Выбрать главу

Отец с матерью развелись в 1940-м, когда мне был год. И хотя в отличие от «Свидетельства о браке» «Свидетельство о разводе» так и не обнаружилось в семейном архиве, сам этот факт житья с отцом врозь был для меня непреложным с самого начала жизни.

***

В 1941 году мать, единственная из трех сестер Ласкиных, получила высшее образование. Вот «Диплом об окончании отделения критики Литературно-Творческого Института Союза Советских Писателей СССР». Дата выдачи 15 июля. По всем предметам — «отлично», по основам марксизма-ленинизма — «хорошо». Отличной успеваемости по этому предмету мать так и не достигла, но прояснится это окончательно только к шестьдесят девятому году, и речь об этом впереди.

С этим только что полученным дипломом мать в сентябре сорок первого вывезла все наше семейство в эвакуацию и начала работать на Кировском заводе в городе Челябинске в системе Наркомата танковой промышленности.

В сорок втором получила медаль «За трудовое отличие», в сорок пятом — «Знак Почета» и медаль «За доблестный труд в Великой Отечественной войне 1941 —1945 гг.». Лежат орденские книжки и книжки отрывных денежных купонов, на пять рублей каждый, с пометкой: «Отделяется кассой, производившей выплату». Наградные к тем орденам и медалям полагались. Но мать их почему-то стеснялась брать — купоны все целы.

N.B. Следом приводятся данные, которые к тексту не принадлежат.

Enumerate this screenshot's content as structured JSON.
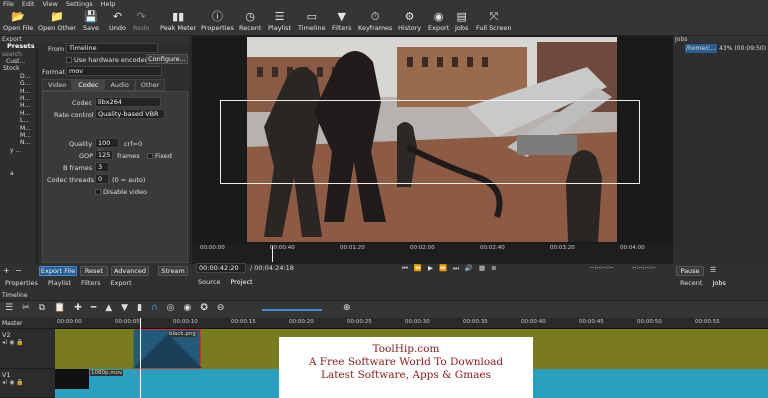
{
  "menu": [
    "File",
    "Edit",
    "View",
    "Settings",
    "Help"
  ],
  "toolbar": [
    {
      "label": "Open File",
      "icon": "folder-open-icon",
      "glyph": "📂"
    },
    {
      "label": "Open Other",
      "icon": "open-other-icon",
      "glyph": "▾"
    },
    {
      "label": "Save",
      "icon": "save-icon",
      "glyph": "💾"
    },
    {
      "label": "Undo",
      "icon": "undo-icon",
      "glyph": "↶"
    },
    {
      "label": "Redo",
      "icon": "redo-icon",
      "glyph": "↷"
    },
    {
      "label": "Peak Meter",
      "icon": "peak-meter-icon",
      "glyph": "▮"
    },
    {
      "label": "Properties",
      "icon": "properties-icon",
      "glyph": "ⓘ"
    },
    {
      "label": "Recent",
      "icon": "recent-icon",
      "glyph": "◷"
    },
    {
      "label": "Playlist",
      "icon": "playlist-icon",
      "glyph": "☰"
    },
    {
      "label": "Timeline",
      "icon": "timeline-icon",
      "glyph": "▭"
    },
    {
      "label": "Filters",
      "icon": "filters-icon",
      "glyph": "▼"
    },
    {
      "label": "Keyframes",
      "icon": "keyframes-icon",
      "glyph": "⏱"
    },
    {
      "label": "History",
      "icon": "history-icon",
      "glyph": "⚙"
    },
    {
      "label": "Export",
      "icon": "export-icon",
      "glyph": "◉"
    },
    {
      "label": "Jobs",
      "icon": "jobs-icon",
      "glyph": "▤"
    },
    {
      "label": "Full Screen",
      "icon": "fullscreen-icon",
      "glyph": "⤧"
    }
  ],
  "export_panel": {
    "title": "Export",
    "presets_title": "Presets",
    "search_placeholder": "search",
    "tree": [
      "Cust...",
      "Stock",
      "D...",
      "G...",
      "H...",
      "H...",
      "H...",
      "H...",
      "L...",
      "M...",
      "M...",
      "N...",
      "y ...",
      "a"
    ],
    "from_label": "From",
    "from_value": "Timeline",
    "hw_encoder_label": "Use hardware encoder",
    "configure_label": "Configure...",
    "format_label": "Format",
    "format_value": "mov",
    "tabs": [
      "Video",
      "Codec",
      "Audio",
      "Other"
    ],
    "active_tab": "Codec",
    "codec_label": "Codec",
    "codec_value": "libx264",
    "rate_control_label": "Rate control",
    "rate_control_value": "Quality-based VBR",
    "quality_label": "Quality",
    "quality_value": "100 %",
    "quality_extra": "crf=0",
    "gop_label": "GOP",
    "gop_value": "125",
    "gop_unit": "frames",
    "fixed_label": "Fixed",
    "bframes_label": "B frames",
    "bframes_value": "3",
    "threads_label": "Codec threads",
    "threads_value": "0",
    "threads_hint": "(0 = auto)",
    "disable_video_label": "Disable video",
    "buttons": [
      "Export File",
      "Reset",
      "Advanced",
      "Stream"
    ],
    "bottom_tabs": [
      "Properties",
      "Playlist",
      "Filters",
      "Export"
    ]
  },
  "player": {
    "ruler": [
      "00:00:00",
      "00:00:40",
      "00:01:20",
      "00:02:00",
      "00:02:40",
      "00:03:20",
      "00:04:00"
    ],
    "current_time": "00:00:42:20",
    "total_time": "/ 00:04:24:18",
    "in_point": "--:--:--:--",
    "out_point": "--:--:--:--",
    "tabs": [
      "Source",
      "Project"
    ]
  },
  "jobs": {
    "title": "Jobs",
    "job_name": "/home/c...",
    "job_progress": "43%",
    "job_time": "(00:09:50)",
    "pause_label": "Pause",
    "tabs": [
      "Recent",
      "Jobs"
    ]
  },
  "timeline": {
    "title": "Timeline",
    "master_label": "Master",
    "ruler": [
      "00:00:00",
      "00:00:05",
      "00:00:10",
      "00:00:15",
      "00:00:20",
      "00:00:25",
      "00:00:30",
      "00:00:35",
      "00:00:40",
      "00:00:45",
      "00:00:50",
      "00:00:55"
    ],
    "tracks": [
      {
        "name": "V2",
        "clip": "black.png"
      },
      {
        "name": "V1",
        "clip": "1080p.mov"
      }
    ]
  },
  "watermark": {
    "line1": "ToolHip.com",
    "line2": "A Free Software World To Download",
    "line3": "Latest Software, Apps & Gmaes"
  },
  "colors": {
    "accent": "#3a8fd8",
    "v2_track": "#7a7a1e",
    "v1_track": "#2aa0c0",
    "selection": "#2a5d8f"
  }
}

Матери я в войну не помню. Из всей эвакуации сохранилась в памяти одна картинка. Это, видимо, зима с 42-го на 43-й год. Значит, Челябинск.

Города нет, не потому что нет, а просто памяти зацепиться не за что.

В пустоте — снег, почему-то вечер и две клетки посреди двора с налипшим на ржавчину инеем. В одной клетке ходит и воет волк, не страшный, но похожий все-таки на волка — морда к луне и вой, который только виден, потому что в памяти звука нет.

И вторая клетка — с мертвыми лисятами. Замерзли, поэтому и думается, что лисята, а не лисы. Смерзлись в комок. Рыжие с белым.

— Почему же, баба, не пустили волка к лисятам? Они бы грелись вместе.

— Нельзя. Он бы их съел.

Из эвакуации мы вернулись летом 43-го — это знаю по рассказам. А мать оставалась на Урале до 45-го.

В итоге — копия приказа по Главному управлению снабжения Министерства транспортного машиностроения от 19 февраля 1948 года № 40-к за подписью заместителя министра Н. Жерехова: «Начальник отдела сортового проката и труб тов. Ласкина Е. С. подала заявление о том, что она по специальности литературный критик и занимаемая ею должность начальника отдела проката труб не соответствует ее квалификации, в связи с чем приказываю: освободить тов. Ласкину Е. С…» и т. д. — всего шесть пунктов, из которых выясняется, что она заодно была и начальником отдела чугунов, ферросплавов, лома и цветных металлов, что для литературного критика, видимо, следует считать неслабой карьерой.

Первое письменное подтверждение дружбы с Луговским, обнаруженное в архиве, тоже относится к войне. Вот оно — лежит в маленьком самодельном конверте с печатью военной цензуры. И если б там были не два письма вместе, которые я сейчас приведу, то каждое в отдельности я наверняка счел бы за любовное.

Письмо матери от 28.08.1943 из Москвы в Ташкент (видимо, отправлено во время одной из командировок в Москву из Челябинска):

«Мой милый, хороший, большой старый кот!

Желание написать тебе преследует меня вот уже два года. Когда я уезжала из Москвы, я взяла с собой только одну фотографию: твоя голова на фоне горы. Любопытным знакомым я объяснила, что куда бы я ни попала, пусть будет только стенка, на которую можно повесить это фото, и все вокруг станет красивым. А когда красиво, тогда все легче. Снова я в Москве, и уже на московской стенке твоя фотография, только другая. Ты стоишь, прислонившись к дому, сложив руки.

Ой, как хочется тебя видеть! Володенька, ни одного человека мне не хочется видеть так, как тебя. Я бы усадила тебя на диван, обложила подушками и душу бы всю тебе выложила. На бумагу ведь ничего не выложишь. Важно не то, что все сможешь рассказать, а важно твое лицо видеть в то время, как рассказывать буду. Ты обязательно должен приехать. Если люди так бывают нужны — они всегда приезжают. А тут не просто люди: это же твои друзья, друзьям нельзя ни в чем отказывать. Не знаю, какие соображения держат тебя в Ташкенте, но как бы ни было там хорошо, ведь в Москве лучше. Приезжай, Володя, в Москве — слово-то какое — другого такого не придумаешь.